The IEEE International Workshop & Panel on Digital Language Resources for Scholars, was held on Thursday 10th June 2021 within IEEE CiSt'20, the 6th IEEE Congress on Information Science & Technology (05-12/06/2021).
Originally planned in Agadir (Morocco) but held in a virtual form due to the COVID-19 pandemic, the event was organized in the context of the collaboration that has bound the University Sidi Mohamed Ben Abdellah (USMBA), the IEEE CiSt Congress in Morocco and the Institute for Computational Linguistics "A. Zampolli" of the National Research Councl of Italy (ILC-CNR) since 2014. Its scope was to extend the Common Language Resources and Technology Infrastructure (CLARIN), classified as ESFRI Landmarks SSH RI, to the University Centres in Morocco, federate and share existing and new data, expand collaborations and leverage resources for collaborative research. The event intended therefore to open up a discussion on how to make Language Resources produced in Morocco more visible and accessible to a broader research community and on how the experience and resources for the setting up of various CLARIN data and competence centres could be beneficial to this purpose.
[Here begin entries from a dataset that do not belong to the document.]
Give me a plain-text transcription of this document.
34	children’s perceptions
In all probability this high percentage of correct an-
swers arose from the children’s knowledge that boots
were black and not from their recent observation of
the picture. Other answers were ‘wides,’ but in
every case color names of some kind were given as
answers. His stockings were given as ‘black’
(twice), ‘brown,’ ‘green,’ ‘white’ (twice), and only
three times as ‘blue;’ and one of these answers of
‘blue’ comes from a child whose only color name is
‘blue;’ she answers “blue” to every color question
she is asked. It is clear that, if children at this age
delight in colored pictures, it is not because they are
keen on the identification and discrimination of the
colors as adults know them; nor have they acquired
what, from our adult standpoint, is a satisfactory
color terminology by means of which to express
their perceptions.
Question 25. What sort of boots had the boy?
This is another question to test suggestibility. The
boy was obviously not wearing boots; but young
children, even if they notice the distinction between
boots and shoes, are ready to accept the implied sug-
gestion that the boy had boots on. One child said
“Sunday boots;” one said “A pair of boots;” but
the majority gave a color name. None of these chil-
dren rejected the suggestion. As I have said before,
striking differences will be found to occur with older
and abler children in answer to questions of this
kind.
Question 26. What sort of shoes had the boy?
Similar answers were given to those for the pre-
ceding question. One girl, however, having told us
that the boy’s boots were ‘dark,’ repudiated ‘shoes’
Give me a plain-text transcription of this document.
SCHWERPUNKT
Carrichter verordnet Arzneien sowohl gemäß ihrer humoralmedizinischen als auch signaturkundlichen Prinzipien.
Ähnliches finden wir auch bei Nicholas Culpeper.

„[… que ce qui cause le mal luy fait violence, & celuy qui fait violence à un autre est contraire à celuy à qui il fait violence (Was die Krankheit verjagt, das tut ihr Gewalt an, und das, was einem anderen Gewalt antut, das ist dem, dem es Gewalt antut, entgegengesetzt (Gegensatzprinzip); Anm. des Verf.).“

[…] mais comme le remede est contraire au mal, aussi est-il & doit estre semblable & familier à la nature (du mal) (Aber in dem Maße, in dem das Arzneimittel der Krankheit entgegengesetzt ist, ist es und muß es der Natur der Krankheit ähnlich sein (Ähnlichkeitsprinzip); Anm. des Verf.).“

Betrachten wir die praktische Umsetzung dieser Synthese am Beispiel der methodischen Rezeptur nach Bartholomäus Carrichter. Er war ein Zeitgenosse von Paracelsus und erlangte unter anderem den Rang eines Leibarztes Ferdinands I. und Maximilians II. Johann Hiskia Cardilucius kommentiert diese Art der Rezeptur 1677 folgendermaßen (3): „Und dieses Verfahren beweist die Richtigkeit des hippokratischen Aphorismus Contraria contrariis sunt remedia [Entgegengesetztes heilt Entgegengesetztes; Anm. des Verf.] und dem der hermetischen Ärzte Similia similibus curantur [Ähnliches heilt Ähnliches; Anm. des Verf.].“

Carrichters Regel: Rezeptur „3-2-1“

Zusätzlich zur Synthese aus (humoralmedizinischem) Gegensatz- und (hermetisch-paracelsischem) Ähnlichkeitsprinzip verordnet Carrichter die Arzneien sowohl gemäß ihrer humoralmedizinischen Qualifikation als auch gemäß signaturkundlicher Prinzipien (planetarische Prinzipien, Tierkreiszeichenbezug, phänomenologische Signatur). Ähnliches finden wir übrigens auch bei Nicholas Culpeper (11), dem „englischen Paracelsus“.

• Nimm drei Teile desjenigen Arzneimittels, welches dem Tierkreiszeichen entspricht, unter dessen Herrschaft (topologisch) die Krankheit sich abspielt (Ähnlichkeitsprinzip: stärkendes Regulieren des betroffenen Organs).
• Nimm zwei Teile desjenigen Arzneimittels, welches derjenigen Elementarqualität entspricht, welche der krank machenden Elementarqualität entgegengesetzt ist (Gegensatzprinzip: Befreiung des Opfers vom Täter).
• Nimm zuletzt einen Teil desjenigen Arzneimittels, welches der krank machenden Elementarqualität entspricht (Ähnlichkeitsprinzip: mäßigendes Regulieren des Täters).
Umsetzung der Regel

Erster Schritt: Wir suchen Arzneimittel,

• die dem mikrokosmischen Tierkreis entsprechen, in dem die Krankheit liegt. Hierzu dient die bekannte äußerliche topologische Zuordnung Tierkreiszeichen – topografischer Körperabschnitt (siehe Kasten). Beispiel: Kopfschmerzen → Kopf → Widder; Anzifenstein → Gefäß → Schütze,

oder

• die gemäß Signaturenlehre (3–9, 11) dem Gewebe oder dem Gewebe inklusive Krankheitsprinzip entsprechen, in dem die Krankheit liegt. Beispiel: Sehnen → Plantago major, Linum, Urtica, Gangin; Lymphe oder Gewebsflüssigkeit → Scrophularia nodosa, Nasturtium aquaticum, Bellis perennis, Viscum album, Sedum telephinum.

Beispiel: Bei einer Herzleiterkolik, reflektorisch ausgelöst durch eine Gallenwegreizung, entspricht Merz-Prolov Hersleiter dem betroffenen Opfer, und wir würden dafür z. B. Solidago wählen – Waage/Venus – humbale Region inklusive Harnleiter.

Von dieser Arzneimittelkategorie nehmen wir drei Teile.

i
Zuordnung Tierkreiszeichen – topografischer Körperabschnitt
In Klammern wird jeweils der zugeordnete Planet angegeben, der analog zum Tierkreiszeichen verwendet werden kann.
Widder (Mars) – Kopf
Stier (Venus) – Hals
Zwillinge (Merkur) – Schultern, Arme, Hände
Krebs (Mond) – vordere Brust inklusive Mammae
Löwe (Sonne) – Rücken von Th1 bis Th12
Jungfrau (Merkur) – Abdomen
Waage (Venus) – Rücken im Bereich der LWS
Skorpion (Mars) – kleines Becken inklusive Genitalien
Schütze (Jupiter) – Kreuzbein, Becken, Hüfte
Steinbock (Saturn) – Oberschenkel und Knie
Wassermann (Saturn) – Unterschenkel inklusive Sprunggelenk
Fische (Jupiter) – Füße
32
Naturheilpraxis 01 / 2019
Although CLARIN is a European research infrastructure, it is not limited to European languages or resources. Non-European languages are made available by several European CLARIN centres and the South African Centre for Digital Language Resources (SADiLaR) recently joined CLARIN. CLARIN has also partnerships with centres in the USA and its deposit, metadata and single sign-on framework can represent a viable solution for anyone wishing to easily set up a repository of Language Resources. Language Resources for Arabic and its varieties can be found via the CLARIN Virtual Language Observatory (VLO), a meta-catalogue which harvests all metadata from CLARIN centres and makes them searchable from a single access point. These metadata can be relating to oral recordings, written corpora or lexicons. However, a lot of important corpora and lexical resources is currently not represented. Moreover, the CLARIN Language Resources Switchboard, a tool that helps to find Web applications for Natural Language Processing (NLP), currently lacks any NLP tool for Arabic.
The event was divided into short presentations aimed at providing an overview of CLARIN ERIC and its various aspects, showing in particular how its technical-scientific infrastructure is compliant with the internationally recognized FAIR principles, which recommend that data is Findable, Interoperable, Accessible and Reusable. Moreover, examples of resources and tools from various national consortia - notably from CLARIN-IT, the Italian node of CLARIN, of which ILC-CNR is the Executing Institution – as well as user involvement activities and currently ongoing projects (such as ParlaMint) were presented. The presentations were followed by a panel discussion.
Simonetta Montemagni (ILC-CNR Director), Monica Monachini (ILC-CNR, CLARIN-IT National Coordinator), Ouafae Nahli (ILC-CNR), Maha El Biadi (USMBA) and Francesca Frontini (ILC-CNR, CLARIN ERIC Board of Directors) participated in the event as Panelists.